Son esas mismas personas que apoyan hoy a quienes pretenden aniquilar todo lo que suene a público quienes piden una educación gratuita y de calidad para sus hijos. Seguridad en sus ciudades. Quienes exigen que la ambulancia tarde menos de diez minutos cuando a su pariente le da un infarto en la cocina. O los bomberos, cuando se está quemando su casa.

Es muy posible que a usted no se le queme su cocina; no le asalten su casa; no le atraquen en la calle; su marido, afortunadamente, no tenga un fallo cardíaco en su cocina o no tenga ningún familiar dependiente. Si es así es usted afortunado y hasta en su egoísmo extremo puede decir en voz alta que los recortes no van con usted. De lo que es posible que no se libre es de ir alguna vez a un Hospital, de que su hijo estudie en la Universidad o en la escuela pública o de utilizar muchos de los servicios que gratuitamente le presta el  Estado. 

Usted que comprende la reducción paulatina de lo público quizás no se haya parado a pensar que a golpe de decreto le están empobreciendo; que su calidad de vida decrece; que sus derechos ciudadanos desaparecen. Imagínese una sociedad a la que finalmente le hayan despojado de la sanidad, la educación, la seguridad públicas. Con todos los servicios privatizados. Médicos, profesores, policías, bomberos, todos servicios de pago. Esas son las recomendaciones del Fondo Monetario Internacional, de la Unión Europea y de las centrales de calificación: que se reduzcan todavía más los gastos en sanidad y educación. Que se privaticen los servicios; que desaparezcan las Comunidades Autónomas; que se privatice la información. Todo al servicio del que más tiene.

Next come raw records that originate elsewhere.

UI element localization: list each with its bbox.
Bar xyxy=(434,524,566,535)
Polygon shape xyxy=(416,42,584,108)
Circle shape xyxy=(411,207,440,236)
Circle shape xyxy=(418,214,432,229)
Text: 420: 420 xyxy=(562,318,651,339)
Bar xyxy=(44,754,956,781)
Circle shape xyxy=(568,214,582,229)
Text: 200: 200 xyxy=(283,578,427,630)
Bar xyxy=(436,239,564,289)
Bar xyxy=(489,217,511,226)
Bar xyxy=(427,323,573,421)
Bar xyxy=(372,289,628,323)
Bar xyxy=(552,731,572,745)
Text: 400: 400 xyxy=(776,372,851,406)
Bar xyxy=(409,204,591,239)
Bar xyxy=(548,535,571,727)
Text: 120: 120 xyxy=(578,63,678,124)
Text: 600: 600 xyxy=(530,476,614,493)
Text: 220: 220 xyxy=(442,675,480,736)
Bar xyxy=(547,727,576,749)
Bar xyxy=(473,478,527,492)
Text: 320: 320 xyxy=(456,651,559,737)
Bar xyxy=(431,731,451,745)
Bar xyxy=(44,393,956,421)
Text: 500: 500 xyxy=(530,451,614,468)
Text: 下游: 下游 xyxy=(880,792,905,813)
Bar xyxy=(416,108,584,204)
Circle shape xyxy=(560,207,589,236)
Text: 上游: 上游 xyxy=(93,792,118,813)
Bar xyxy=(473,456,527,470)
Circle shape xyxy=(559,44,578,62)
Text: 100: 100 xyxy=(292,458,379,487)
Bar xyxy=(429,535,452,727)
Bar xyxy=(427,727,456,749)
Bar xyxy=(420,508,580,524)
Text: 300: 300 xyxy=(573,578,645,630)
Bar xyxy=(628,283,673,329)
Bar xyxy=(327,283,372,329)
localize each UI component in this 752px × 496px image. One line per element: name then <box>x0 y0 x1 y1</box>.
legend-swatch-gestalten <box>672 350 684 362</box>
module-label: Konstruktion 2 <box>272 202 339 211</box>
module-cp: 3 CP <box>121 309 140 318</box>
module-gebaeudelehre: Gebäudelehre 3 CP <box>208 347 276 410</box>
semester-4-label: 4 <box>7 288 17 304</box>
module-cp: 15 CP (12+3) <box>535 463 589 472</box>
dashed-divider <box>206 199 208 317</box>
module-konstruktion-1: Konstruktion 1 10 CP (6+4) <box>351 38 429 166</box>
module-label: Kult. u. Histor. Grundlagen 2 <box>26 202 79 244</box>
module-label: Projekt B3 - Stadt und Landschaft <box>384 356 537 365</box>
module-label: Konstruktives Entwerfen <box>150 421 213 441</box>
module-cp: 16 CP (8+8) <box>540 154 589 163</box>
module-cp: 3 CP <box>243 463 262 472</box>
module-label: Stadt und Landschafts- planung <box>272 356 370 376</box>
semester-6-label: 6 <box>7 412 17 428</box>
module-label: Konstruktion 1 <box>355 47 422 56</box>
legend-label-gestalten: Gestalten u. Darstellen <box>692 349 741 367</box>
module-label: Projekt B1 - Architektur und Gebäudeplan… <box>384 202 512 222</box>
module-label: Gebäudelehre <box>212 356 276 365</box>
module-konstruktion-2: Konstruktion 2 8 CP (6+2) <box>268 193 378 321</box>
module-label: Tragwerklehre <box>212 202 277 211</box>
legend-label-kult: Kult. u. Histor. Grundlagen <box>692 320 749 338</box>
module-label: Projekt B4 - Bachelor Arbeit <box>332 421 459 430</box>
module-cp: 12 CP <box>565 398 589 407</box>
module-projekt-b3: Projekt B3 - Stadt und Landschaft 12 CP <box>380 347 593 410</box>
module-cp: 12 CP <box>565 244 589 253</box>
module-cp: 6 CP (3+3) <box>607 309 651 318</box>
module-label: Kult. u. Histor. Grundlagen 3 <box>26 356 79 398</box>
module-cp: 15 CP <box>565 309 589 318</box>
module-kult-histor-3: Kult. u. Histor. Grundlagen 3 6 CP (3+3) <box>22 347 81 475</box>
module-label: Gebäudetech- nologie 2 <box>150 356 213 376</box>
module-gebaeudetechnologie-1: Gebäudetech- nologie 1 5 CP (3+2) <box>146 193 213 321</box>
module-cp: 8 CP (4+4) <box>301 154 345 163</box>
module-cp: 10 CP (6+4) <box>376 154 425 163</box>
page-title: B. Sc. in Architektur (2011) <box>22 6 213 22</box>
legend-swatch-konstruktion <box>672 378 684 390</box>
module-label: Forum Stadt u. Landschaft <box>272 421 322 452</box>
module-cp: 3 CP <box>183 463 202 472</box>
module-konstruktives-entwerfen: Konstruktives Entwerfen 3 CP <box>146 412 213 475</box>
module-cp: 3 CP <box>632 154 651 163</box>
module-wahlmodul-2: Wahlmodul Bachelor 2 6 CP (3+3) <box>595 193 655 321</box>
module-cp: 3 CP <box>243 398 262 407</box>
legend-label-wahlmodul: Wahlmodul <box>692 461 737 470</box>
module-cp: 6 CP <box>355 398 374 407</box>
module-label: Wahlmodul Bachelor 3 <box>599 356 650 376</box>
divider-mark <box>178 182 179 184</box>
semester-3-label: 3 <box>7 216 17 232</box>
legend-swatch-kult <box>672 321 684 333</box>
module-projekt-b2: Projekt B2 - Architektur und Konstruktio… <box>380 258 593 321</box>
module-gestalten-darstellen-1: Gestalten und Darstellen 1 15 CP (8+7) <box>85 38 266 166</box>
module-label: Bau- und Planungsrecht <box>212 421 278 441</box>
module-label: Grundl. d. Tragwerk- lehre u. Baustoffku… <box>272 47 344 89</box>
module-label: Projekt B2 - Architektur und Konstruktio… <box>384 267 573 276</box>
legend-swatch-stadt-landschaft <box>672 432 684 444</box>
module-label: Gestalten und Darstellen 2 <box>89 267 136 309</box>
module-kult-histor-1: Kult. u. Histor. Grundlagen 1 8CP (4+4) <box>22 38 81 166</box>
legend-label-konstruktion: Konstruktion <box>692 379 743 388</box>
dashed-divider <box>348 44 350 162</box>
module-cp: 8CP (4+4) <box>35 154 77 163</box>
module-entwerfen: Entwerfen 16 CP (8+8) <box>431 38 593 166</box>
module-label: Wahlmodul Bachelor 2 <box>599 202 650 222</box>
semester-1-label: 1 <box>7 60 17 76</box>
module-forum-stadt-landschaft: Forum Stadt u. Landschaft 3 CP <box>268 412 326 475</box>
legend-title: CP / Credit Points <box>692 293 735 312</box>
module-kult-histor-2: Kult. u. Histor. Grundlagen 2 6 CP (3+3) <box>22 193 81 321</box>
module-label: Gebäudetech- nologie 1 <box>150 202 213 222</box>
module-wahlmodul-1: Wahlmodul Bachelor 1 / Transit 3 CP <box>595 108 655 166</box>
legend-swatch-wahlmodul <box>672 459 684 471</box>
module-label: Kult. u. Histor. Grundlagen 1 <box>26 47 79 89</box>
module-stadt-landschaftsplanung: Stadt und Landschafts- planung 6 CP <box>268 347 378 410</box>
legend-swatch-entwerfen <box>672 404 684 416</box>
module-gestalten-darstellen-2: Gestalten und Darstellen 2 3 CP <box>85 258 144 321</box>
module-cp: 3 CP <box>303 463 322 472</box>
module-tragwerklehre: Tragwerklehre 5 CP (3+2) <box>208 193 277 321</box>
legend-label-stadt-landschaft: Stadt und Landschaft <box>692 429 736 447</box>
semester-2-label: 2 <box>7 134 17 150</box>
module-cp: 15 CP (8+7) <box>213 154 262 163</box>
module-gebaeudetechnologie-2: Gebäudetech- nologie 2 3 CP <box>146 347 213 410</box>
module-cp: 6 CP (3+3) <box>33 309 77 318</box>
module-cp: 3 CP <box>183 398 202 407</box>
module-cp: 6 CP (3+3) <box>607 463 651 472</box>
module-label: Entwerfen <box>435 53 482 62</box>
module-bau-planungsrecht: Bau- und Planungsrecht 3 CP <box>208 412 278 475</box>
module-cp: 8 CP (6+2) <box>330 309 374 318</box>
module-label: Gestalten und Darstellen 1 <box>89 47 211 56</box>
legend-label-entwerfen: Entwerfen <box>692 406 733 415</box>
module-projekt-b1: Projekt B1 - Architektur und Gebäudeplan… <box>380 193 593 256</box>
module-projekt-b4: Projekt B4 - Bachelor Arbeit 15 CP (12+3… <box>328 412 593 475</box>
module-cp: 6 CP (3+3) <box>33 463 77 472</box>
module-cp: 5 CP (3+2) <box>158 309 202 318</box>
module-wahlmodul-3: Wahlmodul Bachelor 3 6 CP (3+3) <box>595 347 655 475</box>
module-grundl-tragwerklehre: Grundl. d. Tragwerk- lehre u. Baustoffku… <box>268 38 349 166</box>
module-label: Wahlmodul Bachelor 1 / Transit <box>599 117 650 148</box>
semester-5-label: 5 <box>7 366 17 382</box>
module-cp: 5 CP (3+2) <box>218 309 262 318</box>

Así, nos encontraremos pronto con una sociedad con una enorme brecha social en donde los menos favorecidos serán excluidos de todos los beneficios sociales. No resulta extraño que el gran capital lo pretenda, lleva muchos años en ello. Lo que puede resultar más difícil de explicar a nuestros hijos o a las generaciones que ya dan sus primeros pasos es que han sido precisamente sus padres, con bajas rentas económicas, quienes han apoyado el desmantelamiento social condenándoles a una sociedad en la que desde el agua que bebemos, hasta la educación, los hospitales, o el aire que respiramos ya han dejado de ser considerados como un bien público.

El silencio y el conformismo, el aplauso y los ataques a lo público deben de ser sustituidos por una gran movilización social antes de que sea demasiado tarde. Si no lo hacemos por nosotros, o por nuestros vecinos, hagámoslo por nuestros hijos. Ellos no se merecen unos padres ciegos, sordos y mudos.